飯田)12月5日から改正航空法が施行され、「レベル4」……目視できない住宅地の上空なども飛行できるようになったことから、こういう報道が出てきたようです。福島県の浜通りでは、郵便配達を拠点間で運ぶ実証実験などが行われていました。
佐々木)アフリカではドローンによる配達が急激に進んでいるのです。雨期になるたび道路が水没してしまったり、泥沼になってしまうので、ドローンで運ぶ方が早いということです。重い荷物はもちろん無理ですが、5キロくらいなら運べます。日本のイメージで言うと、Amazonが持ってくるような宅配便は運べるのではないでしょうか。
インフラが遅れている国の方がスマホやドローンが普及する
佐々木)日本でWi-Fiが発達しなかったのはなぜかと言うと、光ファイバーが普及していたからです。同じように道路が発達していると、なかなか航空配達は普及しないという問題があります。
飯田)道路が発達していると。
佐々木)インフラが遅れている国の方が先に進む。それをテクノロジー用語では「リープフロッグ」と言います。蛙飛びのことです。だからアフリカの方でも、ドローンが先に発達する現象が起きているのです。
飯田)スマホの普及もそうでしたものね。
佐々木)日本では固定電話が普及していたので、携帯電話がなかなか普及しなかった。逆の現象が常に起きるということです。

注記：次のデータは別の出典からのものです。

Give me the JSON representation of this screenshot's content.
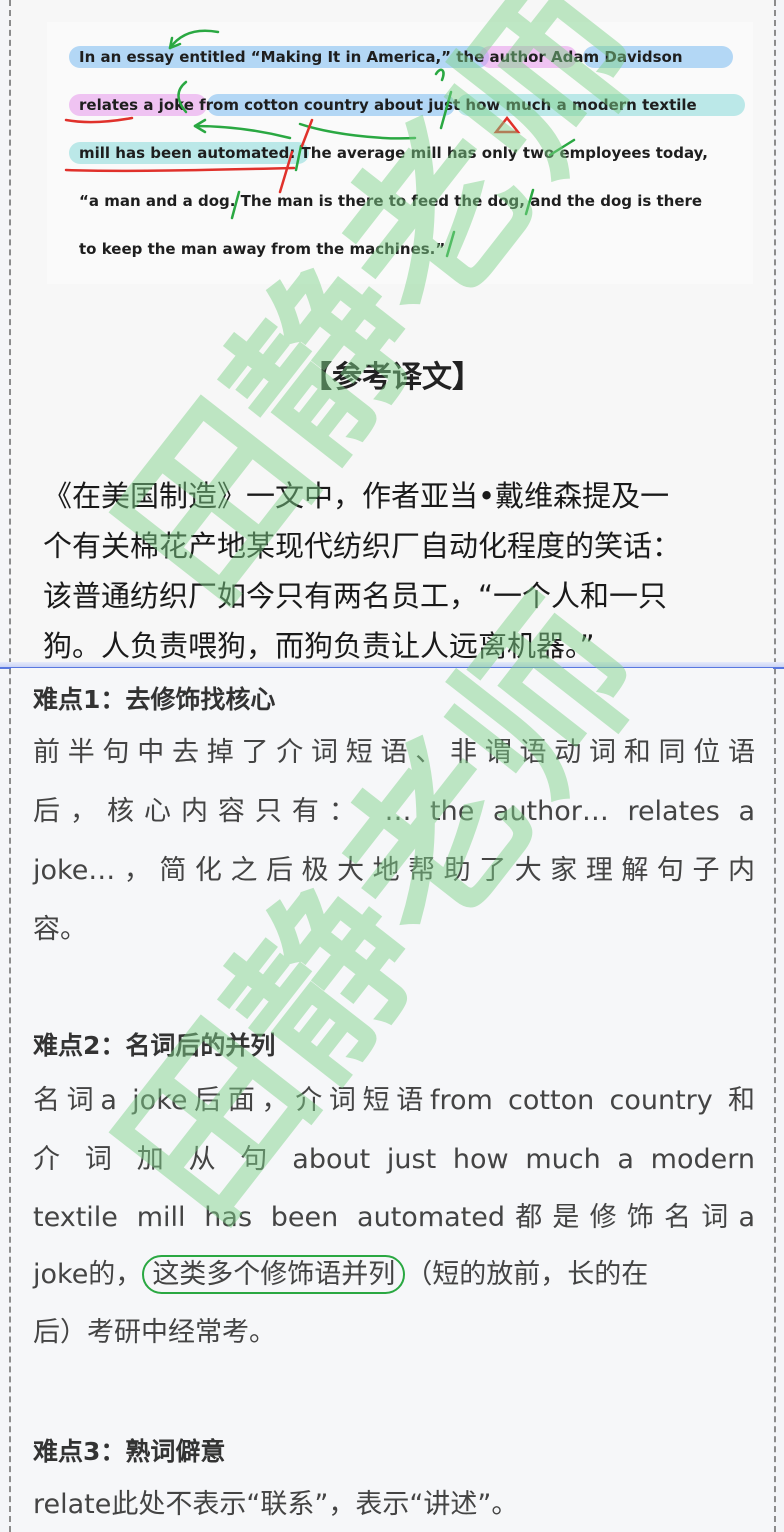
{
  "essay": {
    "lines": [
      "In an essay entitled “Making It in America,” the author Adam Davidson",
      "relates a joke from cotton country about just how much a modern textile",
      "mill has been automated: The average mill has only two employees today,",
      "“a man and a dog. The man is there to feed the dog, and the dog is there",
      "to keep the man away from the machines.”"
    ]
  },
  "reference": {
    "title": "【参考译文】",
    "lines": [
      "《在美国制造》一文中，作者亚当•戴维森提及一",
      "个有关棉花产地某现代纺织厂自动化程度的笑话：",
      "该普通纺织厂如今只有两名员工，“一个人和一只",
      "狗。人负责喂狗，而狗负责让人远离机器。”"
    ]
  },
  "notes": [
    {
      "heading": "难点1：去修饰找核心",
      "lines": [
        "前半句中去掉了介词短语、非谓语动词和同位语",
        "后，核心内容只有： … the author… relates a",
        "joke…，简化之后极大地帮助了大家理解句子内",
        "容。"
      ]
    },
    {
      "heading": "难点2：名词后的并列",
      "lines": [
        "名词a joke后面，介词短语from cotton country 和",
        "介 词 加 从 句 about just how much a modern",
        "textile mill has been automated都是修饰名词a",
        "后）考研中经常考。"
      ],
      "line4_pre": "joke的，",
      "line4_circled": "这类多个修饰语并列",
      "line4_post": "（短的放前，长的在"
    },
    {
      "heading": "难点3：熟词僻意",
      "lines": [
        "relate此处不表示“联系”，表示“讲述”。"
      ]
    }
  ],
  "watermark": {
    "text": "田静老师",
    "color": "#7fd38a"
  },
  "colors": {
    "annotation_green": "#2aa842",
    "annotation_red": "#e0312b",
    "highlight_blue": "#78b9f0",
    "highlight_pink": "#e696eb",
    "highlight_teal": "#6ed2d2"
  }
}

ドローンによる郵便配達が街のなかでできることは大きい
佐々木)日本でもできるようになったことは、大きな話です。レベル1~レベル4まであって、レベル4は最終段階です。つまり有人地帯、住宅街など人が住んでいる地域の真上を、しかも目視しない、操縦士が見ていなくても無人で飛行できるというのがレベル4なのです。
飯田)無人で飛行できる。
佐々木)離島や無人の地域での配達をイメージしていると思うけれども、これができるようになれば、街のなかで宅急便の配達をドローンが行えるようになる。それは大きなことです。
飯田)そうですね。
佐々木)事故なしで運用できて、実績を積み上げられれば相当大きいと思います。ドローンが頭上を飛んでいるのはイメージが悪いわけです。しかも5キロの荷物を運んでいれば、「落ちたらどうするのだ」と怖がる人はたくさんいます。
飯田)落ちたらどうするのかと。
佐々木)日本は特にテクノロジーを怖れる人が多いので、何か起きるとすぐに「テクノロジーが進化しすぎたせいだ」などと批判する。
飯田)新しいものなど使うからだと。
佐々木)戦後、日本の高度経済成長はテクノロジーによって先進的なものが普及したわけです。トランジスタラジオをはじめ、DVDやテレビなど、みんなそうでした。

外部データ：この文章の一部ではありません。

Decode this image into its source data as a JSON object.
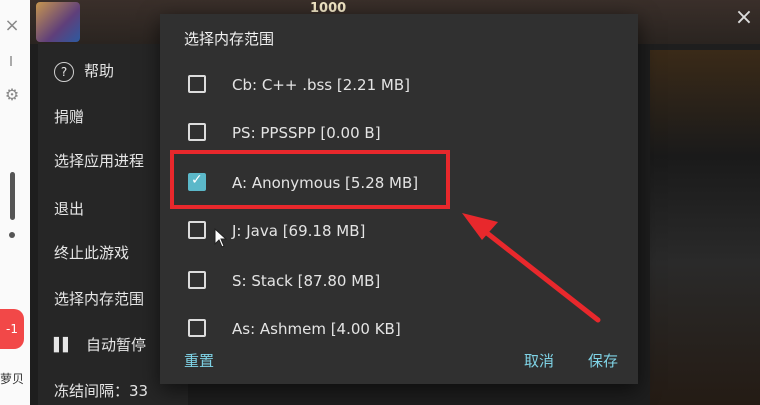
{
  "overlay_toolbar": {
    "close_glyph": "×",
    "badge": "-1",
    "name": "萝贝"
  },
  "game": {
    "counter": "1000",
    "close_glyph": "×"
  },
  "side_menu": {
    "items": [
      {
        "label": "帮助"
      },
      {
        "label": "捐赠"
      },
      {
        "label": "选择应用进程"
      },
      {
        "label": "退出"
      },
      {
        "label": "终止此游戏"
      },
      {
        "label": "选择内存范围"
      },
      {
        "label": "自动暂停"
      },
      {
        "label": "冻结间隔：33"
      }
    ]
  },
  "dialog": {
    "title": "选择内存范围",
    "options": [
      {
        "label": "Cb: C++ .bss [2.21 MB]",
        "checked": false
      },
      {
        "label": "PS: PPSSPP [0.00 B]",
        "checked": false
      },
      {
        "label": "A: Anonymous [5.28 MB]",
        "checked": true
      },
      {
        "label": "J: Java [69.18 MB]",
        "checked": false
      },
      {
        "label": "S: Stack [87.80 MB]",
        "checked": false
      },
      {
        "label": "As: Ashmem [4.00 KB]",
        "checked": false
      }
    ],
    "reset_label": "重置",
    "cancel_label": "取消",
    "save_label": "保存"
  },
  "colors": {
    "accent": "#7fd3e6",
    "checkbox_checked": "#5bb8c9",
    "annotation": "#e8282c"
  }
}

テクノロジー後進国にならないためにもドローンによる郵便配達を進めるべき
佐々木)しかし、1970年くらいの公害問題が活発なころに、科学や技術と言いすぎると、今度は「マイナスなことが起きる」というイメージが強くなりすぎてしまった。テクノロジーと言った瞬間に、「テクノロジーは人を幸せにしない」というようなステレオタイプの言説ばかりが広まる傾向がありました。
飯田)ありましたね。
佐々木)そんなことばかり言っていたから、気付けばテクノロジー後進国になってしまっているのです。前に向かうためにも、ドローンによる郵便配達を進めるのは大事なことだと思います。
飯田)成功体験を積み上げていくのは大事ですよね。
佐々木)そうなのですよ。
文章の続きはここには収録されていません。